For any competitor, maintaining that smile can be a difficult exercise when things don’t necessarily go according to plan. After a successful college career, Pead had high hopes for his rookie season and when things on the field weren’t going how he’d envisioned, he was put to the test of trying to stay upbeat and patient while waiting for his turn.

“When football is your life and football is your job and football is not going right, your life is not going to go right as far as feeling wise, My life is great, I have got a great family, loving family at home, a nice house in Chesterfield, great people, it was great, it was just the football aspect wasn’t going as planned. I’m still playing football. I’m still doing what I love to do every day.

“As a competitor, you want to play, bottom line. You want to be out there contributing and that wasn’t happening for me. It was just a down feeling. Not necessarily the whole year. But last year was a learning point. Whether I was on the field or not, I learned something every day. I can honestly say that.”
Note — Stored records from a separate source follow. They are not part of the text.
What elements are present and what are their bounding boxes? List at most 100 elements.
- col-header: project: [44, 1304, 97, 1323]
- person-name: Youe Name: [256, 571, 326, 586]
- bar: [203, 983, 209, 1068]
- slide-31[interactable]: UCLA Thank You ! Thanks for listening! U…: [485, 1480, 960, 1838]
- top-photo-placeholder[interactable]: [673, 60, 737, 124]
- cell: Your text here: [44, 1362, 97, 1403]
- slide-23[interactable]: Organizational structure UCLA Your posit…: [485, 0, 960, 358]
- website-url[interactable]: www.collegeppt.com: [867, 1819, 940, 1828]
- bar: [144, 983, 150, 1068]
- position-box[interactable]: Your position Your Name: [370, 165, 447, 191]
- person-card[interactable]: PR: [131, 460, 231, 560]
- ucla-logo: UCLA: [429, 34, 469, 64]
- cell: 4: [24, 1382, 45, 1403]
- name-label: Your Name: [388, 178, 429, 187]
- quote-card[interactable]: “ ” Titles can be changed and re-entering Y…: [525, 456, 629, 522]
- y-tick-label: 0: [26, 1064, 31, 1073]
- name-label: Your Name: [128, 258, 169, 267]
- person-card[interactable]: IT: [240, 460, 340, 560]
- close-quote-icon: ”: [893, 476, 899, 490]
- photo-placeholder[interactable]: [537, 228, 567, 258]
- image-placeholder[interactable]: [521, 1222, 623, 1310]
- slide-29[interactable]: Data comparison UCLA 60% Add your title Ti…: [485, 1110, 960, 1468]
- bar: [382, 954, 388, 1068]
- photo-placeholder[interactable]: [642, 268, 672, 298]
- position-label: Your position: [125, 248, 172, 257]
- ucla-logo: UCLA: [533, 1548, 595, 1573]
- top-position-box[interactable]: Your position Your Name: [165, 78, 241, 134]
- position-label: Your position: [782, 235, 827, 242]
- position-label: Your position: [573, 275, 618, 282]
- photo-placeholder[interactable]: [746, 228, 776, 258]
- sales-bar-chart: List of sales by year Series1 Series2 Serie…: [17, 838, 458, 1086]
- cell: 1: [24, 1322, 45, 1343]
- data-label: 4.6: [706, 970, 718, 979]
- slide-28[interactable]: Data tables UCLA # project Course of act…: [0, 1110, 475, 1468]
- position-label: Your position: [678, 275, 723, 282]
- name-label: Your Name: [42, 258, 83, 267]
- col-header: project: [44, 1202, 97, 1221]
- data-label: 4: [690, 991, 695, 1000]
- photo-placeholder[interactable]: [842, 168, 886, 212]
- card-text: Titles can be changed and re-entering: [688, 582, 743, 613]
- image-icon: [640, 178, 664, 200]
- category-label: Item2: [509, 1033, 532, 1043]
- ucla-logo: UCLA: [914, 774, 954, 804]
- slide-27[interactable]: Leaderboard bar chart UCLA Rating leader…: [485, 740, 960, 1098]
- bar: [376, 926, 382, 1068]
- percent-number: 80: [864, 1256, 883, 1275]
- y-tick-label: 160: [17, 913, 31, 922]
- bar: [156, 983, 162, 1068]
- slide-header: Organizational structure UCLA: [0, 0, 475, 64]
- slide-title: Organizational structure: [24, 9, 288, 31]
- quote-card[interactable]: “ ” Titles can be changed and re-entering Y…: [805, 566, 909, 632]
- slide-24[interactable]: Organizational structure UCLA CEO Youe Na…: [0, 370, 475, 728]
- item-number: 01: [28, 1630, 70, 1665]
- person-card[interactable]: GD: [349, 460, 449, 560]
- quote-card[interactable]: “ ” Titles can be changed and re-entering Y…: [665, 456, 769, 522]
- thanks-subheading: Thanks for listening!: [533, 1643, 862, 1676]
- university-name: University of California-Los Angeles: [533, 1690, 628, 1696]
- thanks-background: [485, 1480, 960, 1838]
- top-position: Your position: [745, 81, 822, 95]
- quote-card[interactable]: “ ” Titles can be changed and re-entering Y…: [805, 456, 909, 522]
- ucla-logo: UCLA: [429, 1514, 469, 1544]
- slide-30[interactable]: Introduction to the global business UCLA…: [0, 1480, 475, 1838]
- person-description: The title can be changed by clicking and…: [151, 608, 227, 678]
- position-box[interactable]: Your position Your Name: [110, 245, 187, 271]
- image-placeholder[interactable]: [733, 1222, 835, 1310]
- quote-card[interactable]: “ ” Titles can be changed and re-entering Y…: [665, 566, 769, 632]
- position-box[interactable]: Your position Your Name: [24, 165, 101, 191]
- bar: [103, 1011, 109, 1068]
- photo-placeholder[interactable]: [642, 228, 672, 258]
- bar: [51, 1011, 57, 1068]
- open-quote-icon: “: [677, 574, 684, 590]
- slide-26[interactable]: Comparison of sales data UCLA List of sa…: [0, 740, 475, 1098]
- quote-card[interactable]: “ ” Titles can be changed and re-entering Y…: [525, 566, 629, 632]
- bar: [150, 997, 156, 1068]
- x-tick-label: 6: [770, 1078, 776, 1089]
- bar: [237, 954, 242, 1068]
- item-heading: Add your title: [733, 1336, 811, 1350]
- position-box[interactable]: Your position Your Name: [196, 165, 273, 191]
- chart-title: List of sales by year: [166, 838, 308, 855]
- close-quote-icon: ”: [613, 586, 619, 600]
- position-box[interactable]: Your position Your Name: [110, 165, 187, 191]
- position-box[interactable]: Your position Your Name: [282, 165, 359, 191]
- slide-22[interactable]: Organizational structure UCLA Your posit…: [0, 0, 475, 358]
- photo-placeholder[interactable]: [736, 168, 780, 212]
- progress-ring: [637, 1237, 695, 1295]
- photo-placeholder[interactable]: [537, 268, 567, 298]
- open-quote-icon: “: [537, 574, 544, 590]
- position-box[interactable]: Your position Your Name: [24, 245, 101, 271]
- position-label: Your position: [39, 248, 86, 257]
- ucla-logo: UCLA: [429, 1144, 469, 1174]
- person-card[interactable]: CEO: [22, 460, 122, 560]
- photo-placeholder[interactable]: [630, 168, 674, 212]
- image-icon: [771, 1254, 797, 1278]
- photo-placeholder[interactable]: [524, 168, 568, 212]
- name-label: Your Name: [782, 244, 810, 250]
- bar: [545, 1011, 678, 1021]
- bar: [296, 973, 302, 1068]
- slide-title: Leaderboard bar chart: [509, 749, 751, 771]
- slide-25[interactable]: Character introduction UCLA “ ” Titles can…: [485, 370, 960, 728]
It is those lessons that have Pead motivated and enthusiastic as he goes through his first full offseason program. He’s making it a point to stay in his playbook as often as possible and is enjoying the chance to go through the offensive installation with his teammates and then review it with the coaches.

Asked what some of the things he is working on to ensure that he’ll have more opportunities in 2013 and Pead is quick to rattle off a laundry list of how he’s looking to improve.

Headlining that list is an aversion to mistakes that Pead is hoping to develop and emphasize. He said first and foremost it starts with being assignment sound and understanding his responsibilities. He’s also putting the onus on himself to improve his body positioning and his pass blocking so that he can be a reliable option on any down or distance.

From there, he hopes to let some of his natural talent take over.

“I just wanted to eliminate all mistakes, mental mistakes, physical mistakes,” Pead said. “Things like body position, knowing where to line up, knowing what routes to run, things like that. I just want to be to the tip top shape.”

As he watched the Rams add players like tight end Jared Cook, receivers Tavon Austin and Stedman Bailey and tackle Jake Long to the offense during the offseason, Pead couldn’t help but find himself excited about the offense’s potential.

At Cincinnati, Pead played in an up-tempo, spread offense that left a lot of running room for him to do damage. While it remains to be seen how much of those ideas the Rams adopt in their offense for this year, Pead would be a logical fit should those concepts become a staple of the scheme.

As for the competition with players like Richardson, Terrance Ganaway and rookie Zac Stacy, Pead said they all treat it as competition but they help each other out to ensure they are all on the same page.

No matter how that all shakes out, Pead believes that having a full offseason and a platter full of opportunity in front of him will only serve to motivate him to reach his potential.

“I think I just play with a chip on my shoulder,” Pead said. “Whether my emotion is down or it’s high, I am going to try to keep it level. I just try to play with that electric; that oooh, that aaah, I like that. That drives me. And when that play is over, next play. I’m a snap and clear guy but I like to have fun. We are young with a lot of firepower and we are going to make a lot of big plays. I’m just trying to be a part of it.”